IZA DP No. 9317: Unfair Wage Perceptions and Sleep: Evidence from German Survey Data
published in: Journal of Applied Social Science, 134(4), 413-428
The author uses large-scale German survey data for the years 2009, 2011 and 2013 in order to analyze the nexus between the individual perception of being unfairly paid and measures for quantity and quality of sleep, namely, hours of sleep during workweek and during weekend, happiness with sleep, and sleep disorders diagnosed by a doctor. Main findings of the regression analysis are that workers, who perceive their own wage as unfair, sleep significantly less during the workweek (1.2 to 2.5 percent), are significantly less satisfied with their sleep (1 to 5 percent) and are significantly more likely to have sleep disorders (7 to 36 percent). Moreover, workers with more weekly working hours sleep significantly less during the workweek (0.1 to 0.2 percent per hour) and are significantly less satisfied with their sleep (0.1 to 0.2 percent per hour).
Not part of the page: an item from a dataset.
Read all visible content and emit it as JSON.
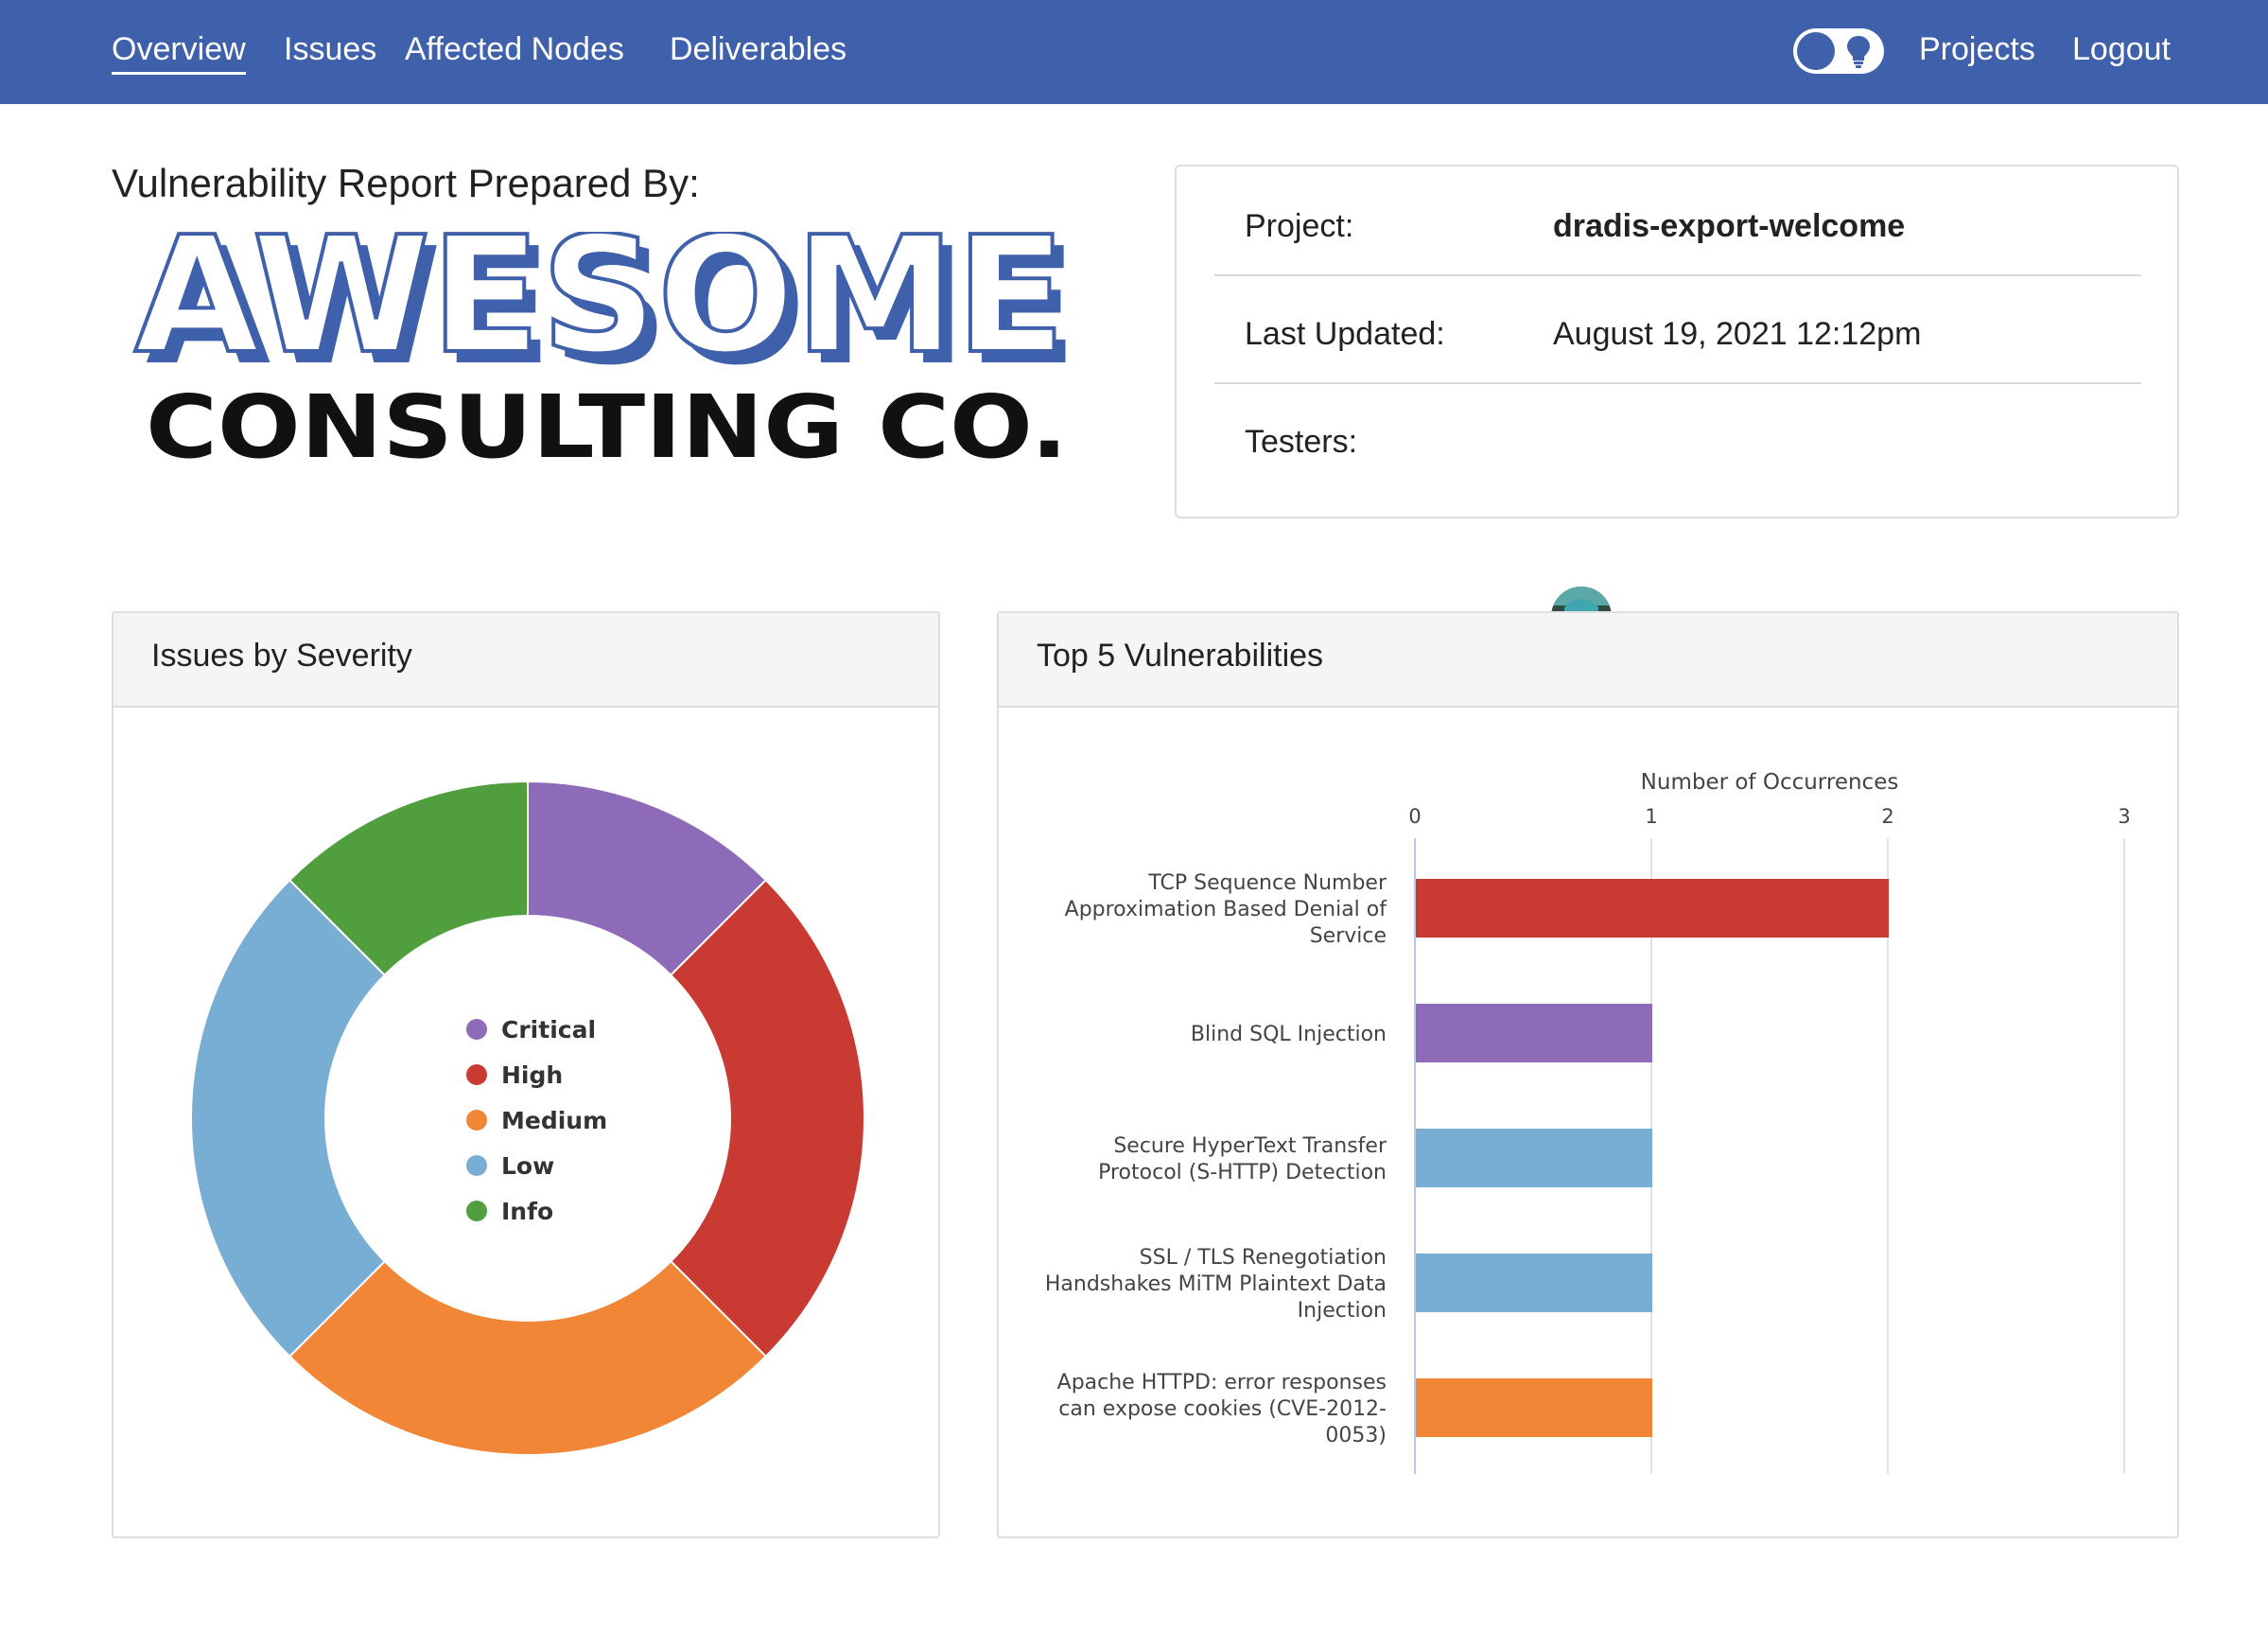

The size of the hourly wage is however not significantly correlated with any of the sleep outcomes and the household income seems also of minor importance, even though the estimated coefficients have the expected signs implied by substitution and income effects. The overall results suggest that unfair wage perceptions, which are related to stress, negatively affect workers' sleep and, consequently, their health.